One thing that I've always understood, but always been frustrated by is corporate firewalls where they block both inbound and outbound ports.

Yeah, I know the reasons, stopping unauthorised software having freedom to do what it pleases and that's a good thing.. but sometimes things go a little too far for convenience.  Take incoming email for example, good old port 110 is most often used and is one of the first to be blocked by most sys admin's.  Again, sort of understandable but annoying if you want to check your own email account from work, you have to use some usually awful webmail system and keep refreshing it all the time.

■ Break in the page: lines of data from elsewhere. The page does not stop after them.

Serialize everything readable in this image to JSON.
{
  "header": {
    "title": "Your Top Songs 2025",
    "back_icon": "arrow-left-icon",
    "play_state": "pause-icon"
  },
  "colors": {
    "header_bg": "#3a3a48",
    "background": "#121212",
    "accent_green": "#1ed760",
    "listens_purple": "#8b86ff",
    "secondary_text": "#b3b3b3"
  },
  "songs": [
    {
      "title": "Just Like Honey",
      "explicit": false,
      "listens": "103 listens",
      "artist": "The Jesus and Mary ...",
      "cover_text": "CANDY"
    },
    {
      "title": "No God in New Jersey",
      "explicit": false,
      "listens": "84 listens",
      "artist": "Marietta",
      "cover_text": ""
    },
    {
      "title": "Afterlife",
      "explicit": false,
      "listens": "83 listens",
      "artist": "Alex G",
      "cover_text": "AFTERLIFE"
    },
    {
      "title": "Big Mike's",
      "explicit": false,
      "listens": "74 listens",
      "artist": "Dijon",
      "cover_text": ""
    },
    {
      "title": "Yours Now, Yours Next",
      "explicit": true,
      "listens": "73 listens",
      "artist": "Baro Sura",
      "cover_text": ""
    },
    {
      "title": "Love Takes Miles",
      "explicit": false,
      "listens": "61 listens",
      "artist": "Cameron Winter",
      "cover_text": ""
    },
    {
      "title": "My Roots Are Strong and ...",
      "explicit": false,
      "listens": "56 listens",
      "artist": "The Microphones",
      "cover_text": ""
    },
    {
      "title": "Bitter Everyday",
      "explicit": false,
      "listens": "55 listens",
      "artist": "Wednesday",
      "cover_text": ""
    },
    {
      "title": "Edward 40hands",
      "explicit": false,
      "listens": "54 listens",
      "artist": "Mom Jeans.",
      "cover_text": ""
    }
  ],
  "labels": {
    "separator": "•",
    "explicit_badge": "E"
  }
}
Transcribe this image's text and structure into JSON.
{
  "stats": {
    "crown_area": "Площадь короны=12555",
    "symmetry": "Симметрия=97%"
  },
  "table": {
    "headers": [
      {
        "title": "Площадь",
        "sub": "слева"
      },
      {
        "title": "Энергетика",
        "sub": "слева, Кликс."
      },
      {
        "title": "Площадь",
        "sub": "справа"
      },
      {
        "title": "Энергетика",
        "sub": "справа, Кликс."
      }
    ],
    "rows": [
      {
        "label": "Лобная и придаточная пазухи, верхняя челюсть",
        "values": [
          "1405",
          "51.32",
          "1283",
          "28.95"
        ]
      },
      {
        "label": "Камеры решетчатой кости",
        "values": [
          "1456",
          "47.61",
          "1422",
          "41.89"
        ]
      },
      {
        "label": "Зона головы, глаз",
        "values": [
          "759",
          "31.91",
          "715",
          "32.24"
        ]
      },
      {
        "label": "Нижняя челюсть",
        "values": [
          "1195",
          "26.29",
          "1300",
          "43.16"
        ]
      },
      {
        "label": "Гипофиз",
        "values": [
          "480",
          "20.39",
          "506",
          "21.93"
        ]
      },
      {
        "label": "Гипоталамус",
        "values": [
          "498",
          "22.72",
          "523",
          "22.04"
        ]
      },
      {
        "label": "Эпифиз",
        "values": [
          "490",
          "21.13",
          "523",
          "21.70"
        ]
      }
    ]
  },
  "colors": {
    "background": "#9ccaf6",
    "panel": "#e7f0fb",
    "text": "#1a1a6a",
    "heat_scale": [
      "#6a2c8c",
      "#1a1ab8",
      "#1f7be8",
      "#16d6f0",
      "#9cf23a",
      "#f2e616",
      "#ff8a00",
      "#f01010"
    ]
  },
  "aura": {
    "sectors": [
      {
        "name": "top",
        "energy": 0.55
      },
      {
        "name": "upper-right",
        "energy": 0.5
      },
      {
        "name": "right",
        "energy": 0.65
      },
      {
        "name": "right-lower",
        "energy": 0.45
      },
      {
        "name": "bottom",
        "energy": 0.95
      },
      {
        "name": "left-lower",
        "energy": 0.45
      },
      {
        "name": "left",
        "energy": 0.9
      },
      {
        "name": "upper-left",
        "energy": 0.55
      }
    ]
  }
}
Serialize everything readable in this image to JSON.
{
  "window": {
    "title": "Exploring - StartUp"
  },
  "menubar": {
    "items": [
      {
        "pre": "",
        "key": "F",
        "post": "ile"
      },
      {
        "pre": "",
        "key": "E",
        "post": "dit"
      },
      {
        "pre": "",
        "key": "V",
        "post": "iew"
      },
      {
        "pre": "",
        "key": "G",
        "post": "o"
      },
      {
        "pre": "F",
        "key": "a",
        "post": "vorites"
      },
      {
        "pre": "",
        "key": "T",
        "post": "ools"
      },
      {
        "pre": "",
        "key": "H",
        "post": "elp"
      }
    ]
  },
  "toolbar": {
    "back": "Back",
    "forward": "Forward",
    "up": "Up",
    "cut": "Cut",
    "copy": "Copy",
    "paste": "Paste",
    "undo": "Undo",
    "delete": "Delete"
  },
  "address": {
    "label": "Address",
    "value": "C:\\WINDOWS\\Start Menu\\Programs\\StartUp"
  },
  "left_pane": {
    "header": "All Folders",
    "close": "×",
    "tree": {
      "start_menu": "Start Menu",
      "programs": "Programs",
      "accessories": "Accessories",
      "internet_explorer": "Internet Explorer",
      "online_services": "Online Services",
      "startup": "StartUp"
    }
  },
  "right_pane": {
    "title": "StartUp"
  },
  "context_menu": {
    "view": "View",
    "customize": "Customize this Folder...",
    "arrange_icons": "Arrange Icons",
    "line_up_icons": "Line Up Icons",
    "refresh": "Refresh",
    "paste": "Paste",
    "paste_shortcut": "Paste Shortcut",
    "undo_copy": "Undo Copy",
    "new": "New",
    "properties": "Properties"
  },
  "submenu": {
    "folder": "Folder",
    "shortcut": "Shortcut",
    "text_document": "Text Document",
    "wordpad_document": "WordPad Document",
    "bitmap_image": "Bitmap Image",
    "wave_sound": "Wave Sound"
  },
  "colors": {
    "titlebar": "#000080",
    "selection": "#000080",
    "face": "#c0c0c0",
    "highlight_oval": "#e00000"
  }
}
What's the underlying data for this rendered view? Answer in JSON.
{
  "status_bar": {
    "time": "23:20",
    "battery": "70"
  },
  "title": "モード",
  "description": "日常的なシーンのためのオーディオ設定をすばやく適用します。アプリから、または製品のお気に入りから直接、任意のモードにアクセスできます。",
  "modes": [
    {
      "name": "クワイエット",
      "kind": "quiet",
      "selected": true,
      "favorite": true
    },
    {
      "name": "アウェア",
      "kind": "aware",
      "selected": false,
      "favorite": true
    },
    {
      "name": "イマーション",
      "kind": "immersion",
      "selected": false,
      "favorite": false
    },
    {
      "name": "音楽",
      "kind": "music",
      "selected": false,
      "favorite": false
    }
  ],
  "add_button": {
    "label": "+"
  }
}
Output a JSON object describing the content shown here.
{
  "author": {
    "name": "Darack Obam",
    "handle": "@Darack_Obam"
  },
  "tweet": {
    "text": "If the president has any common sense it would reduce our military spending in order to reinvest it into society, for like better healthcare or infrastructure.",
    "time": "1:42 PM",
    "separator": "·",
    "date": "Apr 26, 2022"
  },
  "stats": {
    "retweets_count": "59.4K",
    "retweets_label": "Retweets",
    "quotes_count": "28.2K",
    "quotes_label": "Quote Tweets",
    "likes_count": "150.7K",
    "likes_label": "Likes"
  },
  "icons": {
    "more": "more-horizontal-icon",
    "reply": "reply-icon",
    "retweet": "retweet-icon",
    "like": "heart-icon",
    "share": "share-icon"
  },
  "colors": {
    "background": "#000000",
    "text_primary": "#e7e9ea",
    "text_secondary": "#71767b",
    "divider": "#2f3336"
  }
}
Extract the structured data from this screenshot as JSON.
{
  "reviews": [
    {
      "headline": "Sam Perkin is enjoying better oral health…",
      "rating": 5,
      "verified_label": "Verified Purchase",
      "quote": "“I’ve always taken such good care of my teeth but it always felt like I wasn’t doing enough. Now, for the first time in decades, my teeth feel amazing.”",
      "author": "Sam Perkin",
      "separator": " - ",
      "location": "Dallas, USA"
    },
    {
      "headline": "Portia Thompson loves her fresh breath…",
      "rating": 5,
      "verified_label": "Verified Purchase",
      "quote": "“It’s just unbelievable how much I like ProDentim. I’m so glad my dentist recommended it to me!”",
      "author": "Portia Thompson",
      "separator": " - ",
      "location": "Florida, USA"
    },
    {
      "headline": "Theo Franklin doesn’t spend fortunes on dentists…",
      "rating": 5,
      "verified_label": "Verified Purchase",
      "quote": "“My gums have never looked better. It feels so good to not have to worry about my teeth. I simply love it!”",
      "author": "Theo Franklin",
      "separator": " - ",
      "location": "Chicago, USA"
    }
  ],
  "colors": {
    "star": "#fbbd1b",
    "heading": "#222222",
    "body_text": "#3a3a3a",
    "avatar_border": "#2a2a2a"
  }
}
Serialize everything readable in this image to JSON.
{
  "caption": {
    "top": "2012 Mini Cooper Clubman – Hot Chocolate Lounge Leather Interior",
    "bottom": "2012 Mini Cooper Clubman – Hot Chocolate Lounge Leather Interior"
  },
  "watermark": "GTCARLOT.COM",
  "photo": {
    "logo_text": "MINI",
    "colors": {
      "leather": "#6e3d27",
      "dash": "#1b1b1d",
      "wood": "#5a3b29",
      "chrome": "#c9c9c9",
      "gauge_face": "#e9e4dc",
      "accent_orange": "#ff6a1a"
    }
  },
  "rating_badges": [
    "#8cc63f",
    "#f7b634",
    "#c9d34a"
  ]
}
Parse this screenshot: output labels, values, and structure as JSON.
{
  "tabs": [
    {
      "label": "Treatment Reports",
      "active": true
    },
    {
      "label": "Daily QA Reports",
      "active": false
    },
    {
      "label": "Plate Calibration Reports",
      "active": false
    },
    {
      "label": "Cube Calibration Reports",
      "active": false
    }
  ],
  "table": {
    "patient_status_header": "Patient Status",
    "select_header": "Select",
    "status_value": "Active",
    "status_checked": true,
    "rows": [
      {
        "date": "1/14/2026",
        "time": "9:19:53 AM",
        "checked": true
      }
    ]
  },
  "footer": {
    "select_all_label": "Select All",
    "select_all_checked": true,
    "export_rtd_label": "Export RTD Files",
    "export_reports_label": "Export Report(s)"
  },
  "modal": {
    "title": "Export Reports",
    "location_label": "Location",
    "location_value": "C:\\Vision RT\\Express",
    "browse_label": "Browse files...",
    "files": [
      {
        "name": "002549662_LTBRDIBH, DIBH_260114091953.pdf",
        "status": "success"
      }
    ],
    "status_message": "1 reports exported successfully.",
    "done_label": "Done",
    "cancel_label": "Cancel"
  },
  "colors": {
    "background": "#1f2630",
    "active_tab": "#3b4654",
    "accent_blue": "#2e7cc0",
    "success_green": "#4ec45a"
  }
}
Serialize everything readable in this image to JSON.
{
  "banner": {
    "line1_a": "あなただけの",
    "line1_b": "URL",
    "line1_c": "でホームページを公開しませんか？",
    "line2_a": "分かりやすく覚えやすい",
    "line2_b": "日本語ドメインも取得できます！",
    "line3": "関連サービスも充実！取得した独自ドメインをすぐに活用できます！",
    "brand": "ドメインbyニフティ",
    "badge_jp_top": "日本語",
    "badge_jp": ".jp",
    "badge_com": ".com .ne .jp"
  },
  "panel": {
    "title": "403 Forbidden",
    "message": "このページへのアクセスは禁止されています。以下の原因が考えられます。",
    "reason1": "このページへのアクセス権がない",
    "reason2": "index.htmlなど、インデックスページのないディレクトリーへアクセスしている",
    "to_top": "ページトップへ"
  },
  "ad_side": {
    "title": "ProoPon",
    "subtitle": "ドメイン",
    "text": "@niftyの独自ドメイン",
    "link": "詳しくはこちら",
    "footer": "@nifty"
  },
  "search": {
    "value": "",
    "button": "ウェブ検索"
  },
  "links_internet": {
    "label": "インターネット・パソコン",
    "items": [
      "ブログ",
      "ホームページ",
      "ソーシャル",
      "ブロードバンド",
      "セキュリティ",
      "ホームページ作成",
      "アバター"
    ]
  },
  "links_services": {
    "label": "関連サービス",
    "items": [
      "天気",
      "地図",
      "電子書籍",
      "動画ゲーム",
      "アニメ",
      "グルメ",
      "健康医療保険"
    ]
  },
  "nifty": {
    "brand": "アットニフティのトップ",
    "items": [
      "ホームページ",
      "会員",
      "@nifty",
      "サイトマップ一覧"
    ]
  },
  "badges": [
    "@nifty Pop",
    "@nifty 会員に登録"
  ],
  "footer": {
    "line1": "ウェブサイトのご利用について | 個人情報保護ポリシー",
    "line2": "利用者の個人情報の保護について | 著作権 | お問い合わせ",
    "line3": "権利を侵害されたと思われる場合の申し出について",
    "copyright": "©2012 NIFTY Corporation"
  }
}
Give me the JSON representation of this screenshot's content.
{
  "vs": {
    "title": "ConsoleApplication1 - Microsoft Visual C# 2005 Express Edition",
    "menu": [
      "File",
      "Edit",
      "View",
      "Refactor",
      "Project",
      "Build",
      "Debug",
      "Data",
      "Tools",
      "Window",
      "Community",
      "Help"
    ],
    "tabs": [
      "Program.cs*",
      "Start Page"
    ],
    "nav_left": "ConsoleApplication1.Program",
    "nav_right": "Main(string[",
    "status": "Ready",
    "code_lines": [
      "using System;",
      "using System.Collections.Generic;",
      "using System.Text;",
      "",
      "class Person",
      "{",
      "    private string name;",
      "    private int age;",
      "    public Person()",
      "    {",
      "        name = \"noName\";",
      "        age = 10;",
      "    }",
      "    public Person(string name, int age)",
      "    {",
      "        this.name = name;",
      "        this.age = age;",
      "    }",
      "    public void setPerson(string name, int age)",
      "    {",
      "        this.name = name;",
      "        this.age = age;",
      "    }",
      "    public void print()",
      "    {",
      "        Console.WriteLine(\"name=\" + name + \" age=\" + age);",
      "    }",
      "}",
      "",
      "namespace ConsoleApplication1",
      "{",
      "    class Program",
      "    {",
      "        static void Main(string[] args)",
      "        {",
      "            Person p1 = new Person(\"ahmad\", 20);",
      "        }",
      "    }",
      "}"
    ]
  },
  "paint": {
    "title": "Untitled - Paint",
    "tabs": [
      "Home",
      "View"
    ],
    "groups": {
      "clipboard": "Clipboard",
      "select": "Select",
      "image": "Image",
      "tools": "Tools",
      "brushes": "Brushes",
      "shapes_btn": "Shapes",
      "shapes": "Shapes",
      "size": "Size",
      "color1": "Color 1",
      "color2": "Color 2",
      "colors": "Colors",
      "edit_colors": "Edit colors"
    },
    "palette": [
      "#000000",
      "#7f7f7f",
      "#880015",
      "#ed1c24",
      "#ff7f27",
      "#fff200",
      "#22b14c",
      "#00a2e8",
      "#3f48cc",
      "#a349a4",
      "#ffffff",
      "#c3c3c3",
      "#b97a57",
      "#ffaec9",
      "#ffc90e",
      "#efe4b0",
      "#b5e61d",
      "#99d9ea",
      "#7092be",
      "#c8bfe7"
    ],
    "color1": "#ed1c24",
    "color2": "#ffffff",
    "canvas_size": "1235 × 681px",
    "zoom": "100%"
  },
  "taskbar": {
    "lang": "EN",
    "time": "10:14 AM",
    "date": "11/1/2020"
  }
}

Recently I've been doing a lot of work with web services and this got me thinking, you can do pretty much anything on port 80, why not just write services that do all that naughty stuff and host that on the outside world, then write small app's sitting inside your organisations firewall that just talk to the service.. and it works!

I wrote a small web service that had one method, GetMessageCount which took a mailserver, port, username and password as parameters and returned the number of messages in that inbox.  Simple stuff when you have a pop3 library to hand.

Then I wrote a small tray application that called this web service every 10 minutes with appropriate mailbox details and displayed a message balloon if the number of mail messages increased over previous checks, therefore prompting me to login to my webmail and take action.

So, if you want simple status reports, or perhaps even more complex systems, as long as you've got some programming interface to it why not wrap it up in a service and write yourself some desktop app's to interact with it.  Until your company implements content filtering as well as port filtering you'll be happy!